Et sur des sujets plus complexes, deux exemples:
* Nous attendons une information sur l’évolution de la répartition des modes d’occupation des sols, au-delà du schéma coloré de la page 11. Quels objectifs se donne la municipalité pour les années à venir ? Quelle surface d’espaces verts devons-nous nous attendre à voir encore sacrifiés ?
* La municipalité se satisfait d’avoir déjà atteint les objectifs pour 3 catégories de polluants de l’air (SO2,COV,NH3). Il s’agit de polluants issus de l’industrie et de l’agriculture. Montigny n’est ni une commune industrielle, ni une commune agricole. L’atteinte de ces objectifs est donc facile. Par contre, concernant les NOx et les PM2.5, la municipalité n’indique pas les actions qu’elle compte mettre en œuvre pour atteindre les objectifs. Que propose-t-elle également concrètement pour réduire les émissions de GES?

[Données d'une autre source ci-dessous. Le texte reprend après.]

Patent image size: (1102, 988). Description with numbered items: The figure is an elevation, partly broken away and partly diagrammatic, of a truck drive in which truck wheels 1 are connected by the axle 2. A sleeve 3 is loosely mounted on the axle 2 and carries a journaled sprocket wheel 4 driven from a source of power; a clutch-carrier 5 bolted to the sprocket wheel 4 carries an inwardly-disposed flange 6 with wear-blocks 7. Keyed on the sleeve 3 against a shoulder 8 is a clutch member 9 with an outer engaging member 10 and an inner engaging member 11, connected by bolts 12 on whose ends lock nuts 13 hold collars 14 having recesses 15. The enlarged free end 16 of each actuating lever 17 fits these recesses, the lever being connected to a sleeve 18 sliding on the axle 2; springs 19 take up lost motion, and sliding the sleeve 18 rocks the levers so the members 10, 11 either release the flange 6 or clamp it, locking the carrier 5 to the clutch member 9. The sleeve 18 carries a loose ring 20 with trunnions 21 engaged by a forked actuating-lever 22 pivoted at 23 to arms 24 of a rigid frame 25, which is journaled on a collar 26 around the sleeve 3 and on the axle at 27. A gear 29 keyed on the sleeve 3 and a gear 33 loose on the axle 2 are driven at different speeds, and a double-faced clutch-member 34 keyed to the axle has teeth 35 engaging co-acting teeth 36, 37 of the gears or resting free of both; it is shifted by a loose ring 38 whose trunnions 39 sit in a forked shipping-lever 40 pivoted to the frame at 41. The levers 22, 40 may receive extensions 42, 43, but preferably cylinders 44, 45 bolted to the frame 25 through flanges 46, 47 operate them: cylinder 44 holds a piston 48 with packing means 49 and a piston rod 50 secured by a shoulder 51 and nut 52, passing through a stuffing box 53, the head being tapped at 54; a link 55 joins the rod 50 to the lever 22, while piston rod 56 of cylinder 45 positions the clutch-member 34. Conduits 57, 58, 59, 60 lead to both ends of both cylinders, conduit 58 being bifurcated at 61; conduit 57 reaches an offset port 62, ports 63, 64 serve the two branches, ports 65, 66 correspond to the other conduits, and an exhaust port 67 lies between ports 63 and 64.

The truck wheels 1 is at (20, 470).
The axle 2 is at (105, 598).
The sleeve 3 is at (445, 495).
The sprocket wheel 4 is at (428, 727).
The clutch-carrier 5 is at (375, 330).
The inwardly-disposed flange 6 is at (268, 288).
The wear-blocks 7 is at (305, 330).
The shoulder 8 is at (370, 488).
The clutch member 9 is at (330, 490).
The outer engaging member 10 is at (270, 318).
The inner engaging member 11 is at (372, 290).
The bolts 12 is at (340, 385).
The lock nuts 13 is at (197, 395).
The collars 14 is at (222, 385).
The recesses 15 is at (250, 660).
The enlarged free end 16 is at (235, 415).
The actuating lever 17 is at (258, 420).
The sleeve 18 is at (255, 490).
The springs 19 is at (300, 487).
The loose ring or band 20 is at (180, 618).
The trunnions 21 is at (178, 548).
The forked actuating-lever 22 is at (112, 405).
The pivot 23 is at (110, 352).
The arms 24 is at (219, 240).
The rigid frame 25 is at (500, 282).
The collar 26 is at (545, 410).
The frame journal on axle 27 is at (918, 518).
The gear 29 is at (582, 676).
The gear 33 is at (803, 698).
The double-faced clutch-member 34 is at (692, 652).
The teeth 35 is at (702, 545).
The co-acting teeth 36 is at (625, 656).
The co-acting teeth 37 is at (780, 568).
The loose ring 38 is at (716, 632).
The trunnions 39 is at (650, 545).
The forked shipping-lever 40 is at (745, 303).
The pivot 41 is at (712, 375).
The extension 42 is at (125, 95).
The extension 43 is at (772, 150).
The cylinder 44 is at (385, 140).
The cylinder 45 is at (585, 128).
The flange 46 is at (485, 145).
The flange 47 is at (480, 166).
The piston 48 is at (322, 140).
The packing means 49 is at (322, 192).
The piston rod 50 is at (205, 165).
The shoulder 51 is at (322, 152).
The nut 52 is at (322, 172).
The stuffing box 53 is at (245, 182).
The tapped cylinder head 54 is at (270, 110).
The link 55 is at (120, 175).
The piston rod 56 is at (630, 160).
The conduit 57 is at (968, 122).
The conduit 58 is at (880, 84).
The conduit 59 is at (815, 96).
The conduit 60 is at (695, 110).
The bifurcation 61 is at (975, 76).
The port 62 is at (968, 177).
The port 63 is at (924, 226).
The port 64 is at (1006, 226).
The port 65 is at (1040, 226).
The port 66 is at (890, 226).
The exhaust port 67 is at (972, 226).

Nous constatons enfin que Montigny collectionne les labels comme d’autres collectionnent des médailles sur leur poitrine. Fort bien ! Quels sont les prochains labels visés ? Le label “nuits étoilées” ? Et parmi ces labels, combien concernent les deux enjeux principaux mentionnés en introduction pour réduire les émissions de gaz à effet de serre ? … Un label « Territoire engagé pour la transition écologique » existe pourtant !

Pour finir sur une note positive

Les actions sont déjà nombreuses, les agents sont motivés pour que les choses évoluent, et nous savons que la plupart des ignymontaines et ignymontains sont en attente. … La marge de progrès existe. … Il suffit (ou plutôt, il suffirait, … cette fois, le conditionnel est adapté) d’une réelle impulsion politique et de choix budgétaires en accord avec les enjeux. … Montigny-le-Bretonneux pourrait être sur la bonne trajectoire pour devenir réellement innovante en matière de développement durable, conformément à l’ambition affichée en introduction de ce rapport.